On the day after Sheldon Cooper declares "Ubunutu: You are my favorite linux-based operating system" (followed immediately by the phrase 'crap' in my house), three new pieces of news on hybrid computing models cross my desk.
The first is a story in Scientific American on the work Wu Feng and his colleagues are doing at Virginia Tech. http://www.scientificamerican.com/article.cfm?id=opencl-smooths-supercomputing Wu has long been on the leading edge of what defines power efficient computing and the placement of data next to compute.
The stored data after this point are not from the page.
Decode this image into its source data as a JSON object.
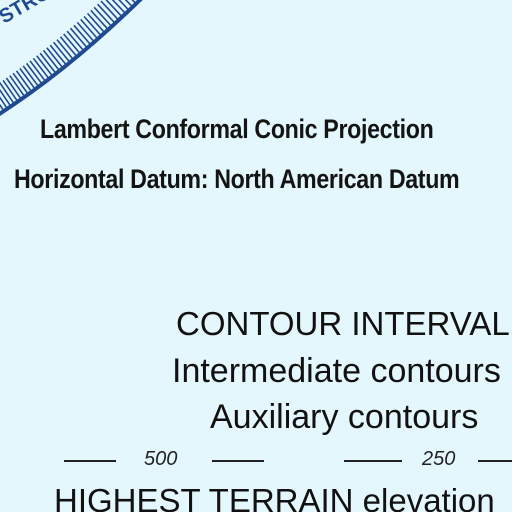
{
  "boundary": {
    "label": "STRO",
    "color": "#1f4a8f"
  },
  "projection": {
    "line1": "Lambert Conformal Conic Projection",
    "line2": "Horizontal Datum: North American Datum"
  },
  "contour": {
    "title": "CONTOUR INTERVAL",
    "intermediate": "Intermediate contours",
    "auxiliary": "Auxiliary contours"
  },
  "scale_marks": [
    "500",
    "250"
  ],
  "terrain": {
    "label": "HIGHEST TERRAIN",
    "suffix": " elevation"
  },
  "colors": {
    "background": "#e4f7fd",
    "ink": "#141414",
    "boundary": "#1f4a8f"
  }
}
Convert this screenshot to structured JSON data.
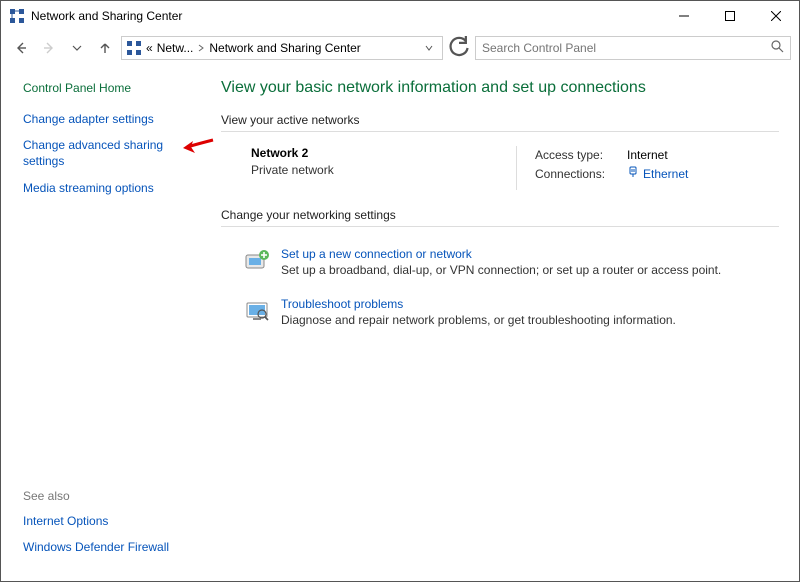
{
  "window": {
    "title": "Network and Sharing Center"
  },
  "breadcrumb": {
    "root_abbrev": "«",
    "item1": "Netw...",
    "item2": "Network and Sharing Center"
  },
  "search": {
    "placeholder": "Search Control Panel"
  },
  "sidebar": {
    "home": "Control Panel Home",
    "links": {
      "adapter": "Change adapter settings",
      "sharing": "Change advanced sharing settings",
      "media": "Media streaming options"
    },
    "seealso_label": "See also",
    "seealso": {
      "inet": "Internet Options",
      "firewall": "Windows Defender Firewall"
    }
  },
  "main": {
    "title": "View your basic network information and set up connections",
    "active_heading": "View your active networks",
    "network": {
      "name": "Network 2",
      "type": "Private network",
      "access_label": "Access type:",
      "access_value": "Internet",
      "conn_label": "Connections:",
      "conn_value": "Ethernet"
    },
    "change_heading": "Change your networking settings",
    "task1": {
      "title": "Set up a new connection or network",
      "desc": "Set up a broadband, dial-up, or VPN connection; or set up a router or access point."
    },
    "task2": {
      "title": "Troubleshoot problems",
      "desc": "Diagnose and repair network problems, or get troubleshooting information."
    }
  }
}
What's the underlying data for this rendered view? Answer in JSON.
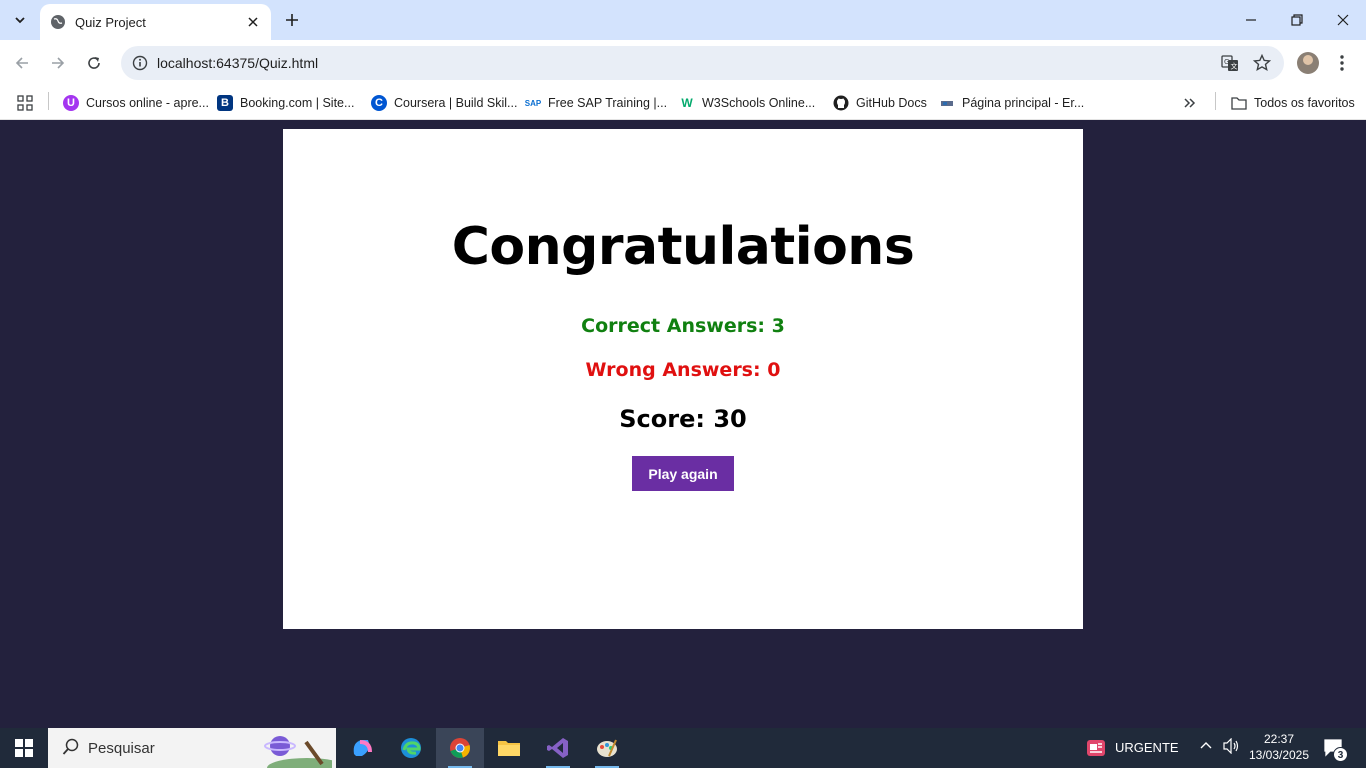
{
  "browser": {
    "tab_title": "Quiz Project",
    "url": "localhost:64375/Quiz.html",
    "bookmarks": [
      "Cursos online - apre...",
      "Booking.com | Site...",
      "Coursera | Build Skil...",
      "Free SAP Training |...",
      "W3Schools Online...",
      "GitHub Docs",
      "Página principal - Er..."
    ],
    "all_bookmarks": "Todos os favoritos"
  },
  "quiz": {
    "title": "Congratulations",
    "correct": "Correct Answers: 3",
    "wrong": "Wrong Answers: 0",
    "score": "Score: 30",
    "play_again": "Play again",
    "colors": {
      "correct": "#108010",
      "wrong": "#e01010",
      "button": "#6a2ea3",
      "background": "#23213d"
    }
  },
  "taskbar": {
    "search_placeholder": "Pesquisar",
    "news_label": "URGENTE",
    "time": "22:37",
    "date": "13/03/2025",
    "notifications": "3"
  }
}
The second was the announcement from IBM & NVIDIA that you can buy GPUs in a IBM server chassis. When IBM does it, it must be real? Or has the canceling of the next generation of Cell leave Dave Turek grasping at straws?
I'm going to close with another reference to Wu, the prolific Hokie. His group published a paper last month identifying missing genes in the microbial DNA sequences to date. The compute model was an "ephemeral supercomputer" of 12k cores across seven sites within the US. This may not look like hybrid computing, but it is about moving data independently of compute in order to manage the latencies between the compute nodes.
None of the compute Wu's team is doing, or the Tesla examples from NVidia tackle the really hard, communication dependent problems such as multiphase physics or simulation with dynamic meshing, but they do demonstrate that there are plenty of problems to be tackled with intelligent programming and massive parallel processing.
I still believe in the hybrid computing models and explicit data placement. Though my friend Mark may feel that he can show that density and efficiency of general purpose compute engines will subsume the specialty silicon market, we are certainly not yet there.